Al content is 0.0001-0.01wt%, Si content is 0.0001-0.01wt%
%, Also 20 to 80 wt% of Cr satisfying the condition that the total amount of Al and Si is 0.0002 to 0.015 wt% and the balance of one or both of Cu and Ag is adopted as a contact for a vacuum valve. It is possible to provide a highly reliable contact material for a vacuum valve, which can drastically reduce the firing frequency.

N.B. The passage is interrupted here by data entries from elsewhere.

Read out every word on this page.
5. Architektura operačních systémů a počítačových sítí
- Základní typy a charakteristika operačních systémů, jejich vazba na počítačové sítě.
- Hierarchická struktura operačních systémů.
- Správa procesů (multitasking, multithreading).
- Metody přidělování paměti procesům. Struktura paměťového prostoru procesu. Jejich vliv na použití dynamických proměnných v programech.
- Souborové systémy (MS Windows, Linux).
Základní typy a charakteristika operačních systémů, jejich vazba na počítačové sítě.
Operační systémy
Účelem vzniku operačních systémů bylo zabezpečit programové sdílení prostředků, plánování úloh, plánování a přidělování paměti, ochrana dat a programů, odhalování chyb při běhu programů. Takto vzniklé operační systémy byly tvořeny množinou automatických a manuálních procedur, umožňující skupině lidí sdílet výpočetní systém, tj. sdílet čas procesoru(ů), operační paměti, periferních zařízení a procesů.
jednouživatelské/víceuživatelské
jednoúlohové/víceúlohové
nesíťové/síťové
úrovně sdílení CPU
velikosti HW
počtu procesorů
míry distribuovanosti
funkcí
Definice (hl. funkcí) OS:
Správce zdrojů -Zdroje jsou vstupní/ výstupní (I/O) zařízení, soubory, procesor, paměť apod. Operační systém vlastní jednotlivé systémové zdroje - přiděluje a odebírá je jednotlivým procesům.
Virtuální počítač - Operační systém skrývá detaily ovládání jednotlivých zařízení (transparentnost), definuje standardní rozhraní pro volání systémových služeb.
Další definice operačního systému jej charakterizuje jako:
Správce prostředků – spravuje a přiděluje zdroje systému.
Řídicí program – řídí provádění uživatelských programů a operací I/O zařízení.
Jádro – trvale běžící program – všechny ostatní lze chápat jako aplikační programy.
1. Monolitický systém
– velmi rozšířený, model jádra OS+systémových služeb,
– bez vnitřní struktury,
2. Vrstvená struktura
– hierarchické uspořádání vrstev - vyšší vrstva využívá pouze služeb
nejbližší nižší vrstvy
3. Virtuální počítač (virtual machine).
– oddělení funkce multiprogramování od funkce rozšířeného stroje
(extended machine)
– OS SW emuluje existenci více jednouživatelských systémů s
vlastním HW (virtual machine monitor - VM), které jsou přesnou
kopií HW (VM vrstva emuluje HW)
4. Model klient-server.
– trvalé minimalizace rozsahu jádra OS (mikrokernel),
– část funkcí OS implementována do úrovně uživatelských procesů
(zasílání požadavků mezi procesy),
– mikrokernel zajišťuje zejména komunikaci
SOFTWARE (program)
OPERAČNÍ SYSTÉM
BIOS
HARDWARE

[Brief description of drawings]

FIG. 1 is a cross-sectional view showing a structural example of a vacuum valve employing a contact material according to the present invention, and FIG. 2 is an enlarged view of a main part thereof. 1 ... Shut-off chamber, 2 ... Insulation container, 6,7 ... Electrode rod, 8
...... Fixed electrode, 9 ...... Movable electrode, 14,14a ...... Contact, 13,1
5 ... brazing material.

 ─────────────────────────────────────────────────── ─── Continuation of the front page (72) Inventor Kaoru Sekiguchi 8 Shinshinsita-cho, Isogo-ku, Yokohama-shi, Kanagawa Kanagawa Yokohama Metal Factory (56) Reference JP-A-59-186218 (JP, A)

Claims (1)

[Claims] 1. The amount of Al contained in Cr is 0.0001 to 0.01 wt.
%, Similarly Si content is 0.0001 to 0.01 wt%, and similarly, the total amount of Al and Si is 0.0002 to 0.015 wt% Cr, which is 20 to 80 w
A contact material for a vacuum valve, which is made of an alloy of t% and the balance of one or both of Cu and Ag.